Cocaine and Blue Eyes (1983) / Thriller-Drama
MPAA Rated: Not rated, but probably PG for some violence and mild language
Running Time: 100 min.
Cast: O.J. Simpson, Candy Clark, Eugene Roche, Cliff Gorman, Maureen Anderman, Cindy Pickett, Tracy Reed, Leonardo Cimino, Vanessa L. Clark, Keye Luke, Irena Ferris, John Spencer, Evan Kim, Stephen Tobolowski, Bumper Robinson
Director: E.W. Swackhamer
Screenplay: Kendelle J. Blair (based on the novel by Fred Zackel)
Review published March 6, 2005
Based on the novel by Fred Zackel, made for NBC by O.J.'s production house, Cocaine and Blue Eyes marks an attempt at a modern noir private investigator flick, complete with voice over narration, damsels in distress, and dialogue that wouldn't sound foreign if Humphrey Bogart had said them 50 years before. It would be a pilot for a potential television series, but never became one. Anyone that has attempted to watch it will probably understand why.
O.J. Simpson (Detour to Terror, Capricorn One) plays San Francisco private investigator Michael Brennen, a no-nonsense detective on a case to find the missing girlfriend for a newly deceased client. The more he digs, the more trouble seems to follow him, especially when he discovers cocaine is being smuggled in by an elaborate and highly influential ring of accomplices.
Starting with O.J.'s rather stiff delivery of lines of narration clearly meant for someone who is not O.J., Cocaine and Blue Eyes is a very awkwardly developed attempt to recapture the spirit of the detective films of the 1930s and 40s. With an already bad casting decision in the lead role, the producers of this film also make the mistake of setting the events in the modern day. With such an old-fashioned style of writing, it actually becomes laughable just how out of place this story is. Worse still, the movie is dreadfully boring. It's a generic retread of detective stories that had been all but completely cycled out of existence, lacking anything to distinguish it except for some racial remarks thrown Simpson's way.
Let's put it all on the table, shall we? O.J. is a terrible fit to play a hard-boiled private dick. And if he doesn't fit the movie's sh*t, to mangle a line from Johnny Cochran.
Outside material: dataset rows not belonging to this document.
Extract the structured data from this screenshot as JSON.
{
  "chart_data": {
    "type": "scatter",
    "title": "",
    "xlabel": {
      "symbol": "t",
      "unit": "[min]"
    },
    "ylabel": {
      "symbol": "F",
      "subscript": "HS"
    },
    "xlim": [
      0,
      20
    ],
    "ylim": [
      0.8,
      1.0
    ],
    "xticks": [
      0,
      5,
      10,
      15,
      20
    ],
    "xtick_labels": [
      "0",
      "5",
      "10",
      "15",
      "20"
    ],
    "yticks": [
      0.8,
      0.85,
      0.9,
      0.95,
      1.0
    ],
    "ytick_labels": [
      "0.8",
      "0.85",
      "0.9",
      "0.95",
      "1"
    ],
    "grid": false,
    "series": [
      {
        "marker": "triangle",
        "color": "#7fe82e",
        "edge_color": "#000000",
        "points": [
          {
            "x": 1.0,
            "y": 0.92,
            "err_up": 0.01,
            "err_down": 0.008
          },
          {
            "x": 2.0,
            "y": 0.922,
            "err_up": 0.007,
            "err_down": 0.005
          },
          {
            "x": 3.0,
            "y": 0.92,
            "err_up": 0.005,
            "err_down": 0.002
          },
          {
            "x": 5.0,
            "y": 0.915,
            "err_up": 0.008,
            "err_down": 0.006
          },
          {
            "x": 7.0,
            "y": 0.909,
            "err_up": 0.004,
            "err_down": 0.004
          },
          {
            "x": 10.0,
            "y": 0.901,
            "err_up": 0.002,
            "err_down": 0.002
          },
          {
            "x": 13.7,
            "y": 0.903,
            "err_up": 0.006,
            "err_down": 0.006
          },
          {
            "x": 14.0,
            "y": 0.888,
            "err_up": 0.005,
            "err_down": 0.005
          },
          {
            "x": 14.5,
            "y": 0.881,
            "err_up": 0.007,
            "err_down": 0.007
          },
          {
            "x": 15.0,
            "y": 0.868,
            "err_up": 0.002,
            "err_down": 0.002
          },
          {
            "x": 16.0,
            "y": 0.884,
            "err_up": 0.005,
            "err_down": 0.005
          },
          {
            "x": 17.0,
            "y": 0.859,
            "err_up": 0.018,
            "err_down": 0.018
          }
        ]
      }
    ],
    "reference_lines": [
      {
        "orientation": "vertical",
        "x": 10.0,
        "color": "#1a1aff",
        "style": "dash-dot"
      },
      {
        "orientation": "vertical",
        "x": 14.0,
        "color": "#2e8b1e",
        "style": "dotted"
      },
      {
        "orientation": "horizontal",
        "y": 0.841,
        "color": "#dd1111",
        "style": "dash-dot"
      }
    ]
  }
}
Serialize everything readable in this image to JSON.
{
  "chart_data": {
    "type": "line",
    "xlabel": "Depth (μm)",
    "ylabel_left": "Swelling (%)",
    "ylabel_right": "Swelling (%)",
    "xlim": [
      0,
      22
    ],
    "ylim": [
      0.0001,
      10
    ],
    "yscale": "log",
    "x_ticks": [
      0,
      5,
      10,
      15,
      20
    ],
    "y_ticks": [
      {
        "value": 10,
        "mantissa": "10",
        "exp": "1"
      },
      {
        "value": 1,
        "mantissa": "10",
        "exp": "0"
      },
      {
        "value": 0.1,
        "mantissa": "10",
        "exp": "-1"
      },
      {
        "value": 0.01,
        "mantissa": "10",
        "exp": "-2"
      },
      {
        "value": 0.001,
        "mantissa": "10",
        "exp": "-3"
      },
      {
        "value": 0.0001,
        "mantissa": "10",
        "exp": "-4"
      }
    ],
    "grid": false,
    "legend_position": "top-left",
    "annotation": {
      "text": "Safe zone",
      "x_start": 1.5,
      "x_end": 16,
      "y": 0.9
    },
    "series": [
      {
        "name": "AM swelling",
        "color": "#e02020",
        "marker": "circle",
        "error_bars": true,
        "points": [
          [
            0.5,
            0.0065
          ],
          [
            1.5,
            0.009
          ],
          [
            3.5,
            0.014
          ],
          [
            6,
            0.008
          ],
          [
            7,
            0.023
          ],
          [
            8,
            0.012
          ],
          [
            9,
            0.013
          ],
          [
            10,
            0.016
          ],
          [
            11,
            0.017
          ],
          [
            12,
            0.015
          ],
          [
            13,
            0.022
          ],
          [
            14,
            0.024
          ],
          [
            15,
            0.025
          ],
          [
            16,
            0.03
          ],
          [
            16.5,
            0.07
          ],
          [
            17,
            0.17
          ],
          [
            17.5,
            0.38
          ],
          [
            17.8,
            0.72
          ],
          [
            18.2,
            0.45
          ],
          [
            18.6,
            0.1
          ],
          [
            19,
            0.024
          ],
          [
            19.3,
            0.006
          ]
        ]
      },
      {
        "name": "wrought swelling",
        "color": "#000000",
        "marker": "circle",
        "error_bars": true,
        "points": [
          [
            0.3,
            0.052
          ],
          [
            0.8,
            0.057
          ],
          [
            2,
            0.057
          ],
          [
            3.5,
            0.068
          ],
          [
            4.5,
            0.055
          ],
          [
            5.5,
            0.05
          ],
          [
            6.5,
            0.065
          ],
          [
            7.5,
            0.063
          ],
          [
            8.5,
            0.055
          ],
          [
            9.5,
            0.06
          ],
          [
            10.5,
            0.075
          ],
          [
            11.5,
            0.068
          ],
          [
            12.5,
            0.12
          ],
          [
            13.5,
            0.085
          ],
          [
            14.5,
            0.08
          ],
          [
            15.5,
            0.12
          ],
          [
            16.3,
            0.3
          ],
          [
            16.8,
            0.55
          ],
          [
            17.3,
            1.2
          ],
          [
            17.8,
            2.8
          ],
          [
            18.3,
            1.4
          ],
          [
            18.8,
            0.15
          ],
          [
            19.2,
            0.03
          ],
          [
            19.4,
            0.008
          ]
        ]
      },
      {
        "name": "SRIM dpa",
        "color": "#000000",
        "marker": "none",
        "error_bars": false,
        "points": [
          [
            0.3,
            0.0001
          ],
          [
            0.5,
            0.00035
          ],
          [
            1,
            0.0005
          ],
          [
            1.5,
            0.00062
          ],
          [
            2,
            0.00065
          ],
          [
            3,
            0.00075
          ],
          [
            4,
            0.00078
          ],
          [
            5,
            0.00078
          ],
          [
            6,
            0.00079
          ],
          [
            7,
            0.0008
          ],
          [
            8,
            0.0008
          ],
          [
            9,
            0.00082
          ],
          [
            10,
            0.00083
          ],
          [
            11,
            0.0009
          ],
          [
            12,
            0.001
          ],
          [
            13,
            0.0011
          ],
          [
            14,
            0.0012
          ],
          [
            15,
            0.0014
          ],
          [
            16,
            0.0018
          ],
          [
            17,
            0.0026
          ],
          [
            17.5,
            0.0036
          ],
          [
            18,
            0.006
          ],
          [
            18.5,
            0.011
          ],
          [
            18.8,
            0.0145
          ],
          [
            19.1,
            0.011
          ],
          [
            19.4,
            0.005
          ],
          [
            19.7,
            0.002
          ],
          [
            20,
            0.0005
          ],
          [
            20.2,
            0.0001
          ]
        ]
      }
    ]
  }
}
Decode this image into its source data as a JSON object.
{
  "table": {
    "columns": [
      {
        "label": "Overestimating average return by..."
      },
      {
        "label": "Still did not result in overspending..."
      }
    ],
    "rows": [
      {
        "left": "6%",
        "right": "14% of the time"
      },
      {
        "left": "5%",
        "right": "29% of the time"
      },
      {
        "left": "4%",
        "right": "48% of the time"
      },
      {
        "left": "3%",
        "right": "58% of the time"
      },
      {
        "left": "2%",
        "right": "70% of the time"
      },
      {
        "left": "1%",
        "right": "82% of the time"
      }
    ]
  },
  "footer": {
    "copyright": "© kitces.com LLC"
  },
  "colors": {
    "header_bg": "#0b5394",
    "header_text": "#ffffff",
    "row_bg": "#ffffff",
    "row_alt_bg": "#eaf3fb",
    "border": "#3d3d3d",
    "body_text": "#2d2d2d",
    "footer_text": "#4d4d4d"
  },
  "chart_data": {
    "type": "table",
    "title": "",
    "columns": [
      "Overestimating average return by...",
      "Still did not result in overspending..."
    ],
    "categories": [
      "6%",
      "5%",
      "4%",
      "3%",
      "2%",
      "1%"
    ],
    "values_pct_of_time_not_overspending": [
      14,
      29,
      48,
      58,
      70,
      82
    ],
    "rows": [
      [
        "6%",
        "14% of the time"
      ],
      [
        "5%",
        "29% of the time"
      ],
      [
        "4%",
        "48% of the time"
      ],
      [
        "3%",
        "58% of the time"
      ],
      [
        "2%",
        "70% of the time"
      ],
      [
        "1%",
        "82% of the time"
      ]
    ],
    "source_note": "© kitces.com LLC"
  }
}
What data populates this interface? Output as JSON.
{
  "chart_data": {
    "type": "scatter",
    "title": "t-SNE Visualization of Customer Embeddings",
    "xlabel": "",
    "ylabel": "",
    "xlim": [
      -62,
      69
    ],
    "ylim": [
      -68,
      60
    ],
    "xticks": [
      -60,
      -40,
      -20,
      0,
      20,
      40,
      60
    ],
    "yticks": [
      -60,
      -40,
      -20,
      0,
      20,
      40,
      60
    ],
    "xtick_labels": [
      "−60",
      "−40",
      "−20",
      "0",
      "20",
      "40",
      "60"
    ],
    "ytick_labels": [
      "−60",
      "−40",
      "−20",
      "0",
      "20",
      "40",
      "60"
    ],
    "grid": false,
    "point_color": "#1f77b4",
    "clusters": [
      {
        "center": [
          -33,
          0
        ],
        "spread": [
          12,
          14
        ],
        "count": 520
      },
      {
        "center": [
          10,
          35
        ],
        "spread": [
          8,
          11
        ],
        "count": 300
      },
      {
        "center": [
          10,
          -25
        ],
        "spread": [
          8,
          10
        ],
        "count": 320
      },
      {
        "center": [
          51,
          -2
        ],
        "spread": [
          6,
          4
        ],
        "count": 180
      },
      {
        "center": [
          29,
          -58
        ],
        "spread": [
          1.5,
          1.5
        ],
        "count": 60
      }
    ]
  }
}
By being front and center in every scene, he cripples any chance that the movie would ever find a groove. Of course, it doesn't help that the direction is lifeless, the screenwriting drab, and the supporting cast forced to play every character as a complete stereotype. For a film with so much of "The Juice" in it, it's ironic how quickly it loses all its juice once the story gets going.